Phoebe nodded. “A riding accident three weeks before Maura was born. I read it in the newspaper.”

He stood in silence for a moment before asking, “Why didn’t you return to performing?”

“I did the other night, remember? Look what happened.” She scoffed at her foolishness in thinking she could go back to her career. “I’ve scraped by all this time terrified of someone discovering the truth. Because I thought I could resume my old life, my daughter will suffer. My mother will suffer.”

Spence had called her as frosty as a windowpane, and with good reason. She felt no less frosty now. “How could someone like you understand what it’s like to lose everything to a young man with the resources and willingness to break a woman’s heart as a prank? Douglas wasn’t the only one of his friends who found it amusing to turn a woman’s world upside down and inside out. It was a game they played.”

Spence stepped back as if she had slapped him. “That’s why you were cold toward me. Even after these past weeks, you saw no difference in us?”

“Douglas treated me like a princess...until he’d finished with me.”

“One of the things drummed into me from an early age is that all women are worthy of respect and courteous treatment. I’ve taken that teaching to heart. I am nothing”—his hand cut through the air—“like the man who deceived you.”

Long, powerful strides carried him away.

Phoebe remained at the river, December’s cold chilling the dampness on her face.

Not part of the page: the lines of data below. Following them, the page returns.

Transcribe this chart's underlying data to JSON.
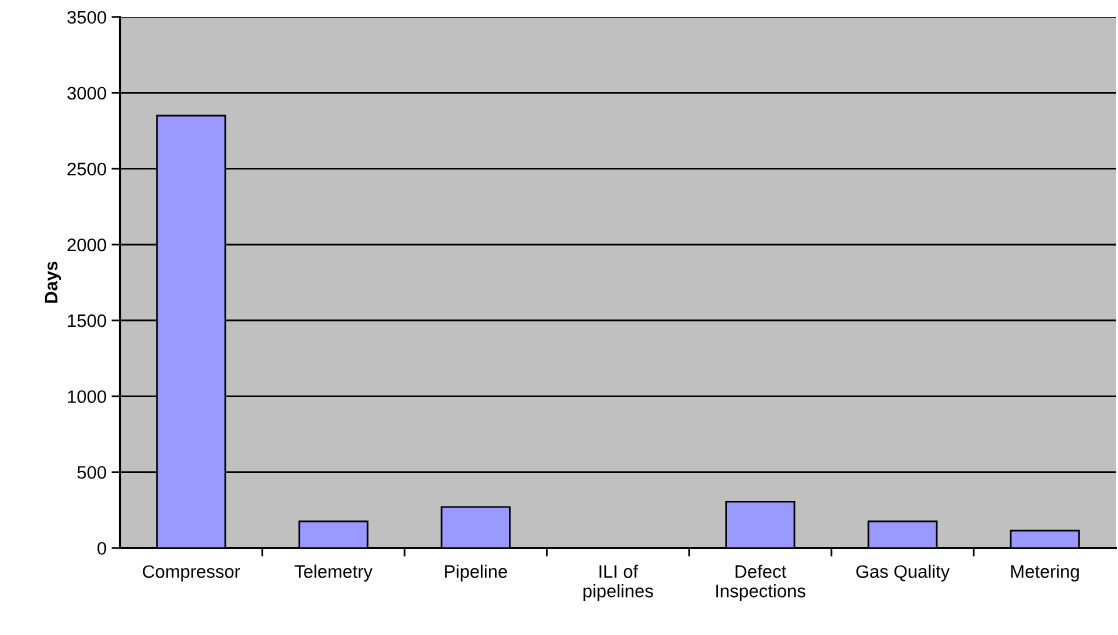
{
  "chart_data": {
    "type": "bar",
    "ylabel": "Days",
    "categories": [
      "Compressor",
      "Telemetry",
      "Pipeline",
      "ILI of\npipelines",
      "Defect\nInspections",
      "Gas Quality",
      "Metering"
    ],
    "values": [
      2850,
      175,
      270,
      null,
      305,
      175,
      115
    ],
    "color": "#9999ff",
    "ylim": [
      0,
      3500
    ],
    "yticks": [
      0,
      500,
      1000,
      1500,
      2000,
      2500,
      3000,
      3500
    ],
    "grid": "y",
    "legend": false
  }
}
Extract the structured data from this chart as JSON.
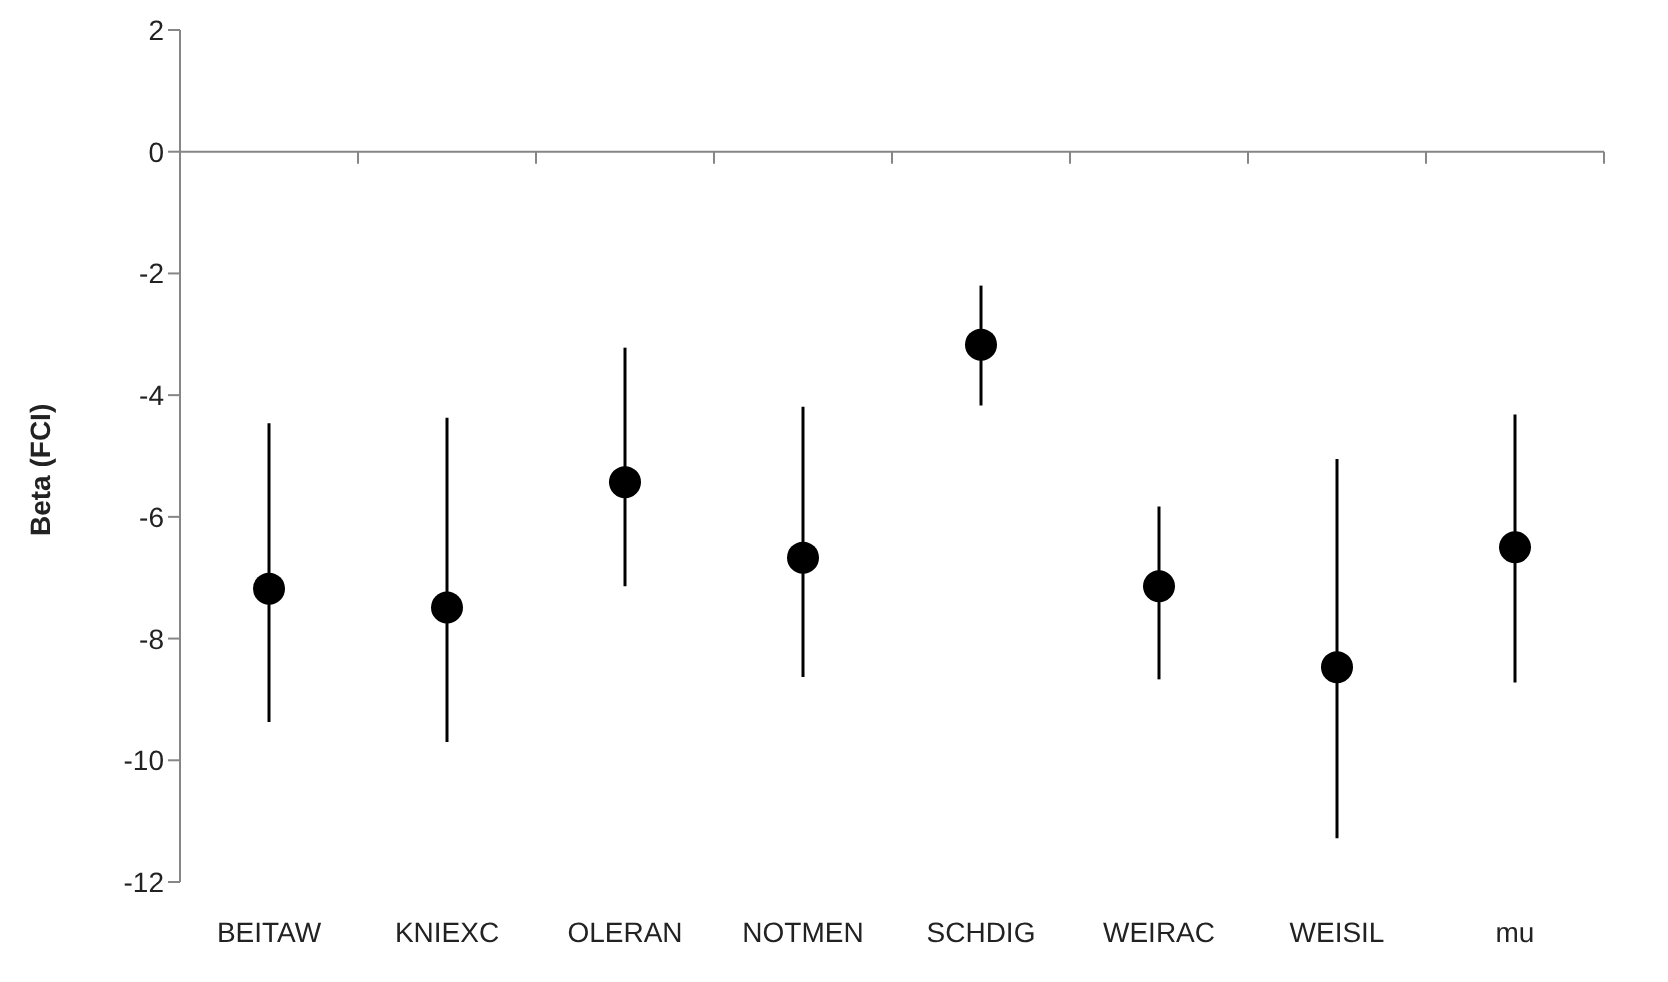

Visions of all Spence had done for her rolled through her mind: driving her to the orphanage, building the dollhouse, providing her with a job, speaking with sensitivity to Maura. Douglas wouldn’t have hesitated to do those things if he thought it was to his advantage.

What made Spencer Newland the Third different?

Somehow, he had broken through her barrier of distrust. Somehow, he was different. She believed it, yet she couldn’t find the voice to assure him of her change of heart until he was gone.

“I know you’re nothing like Douglas.” The whispered response drifted away on the water’s current.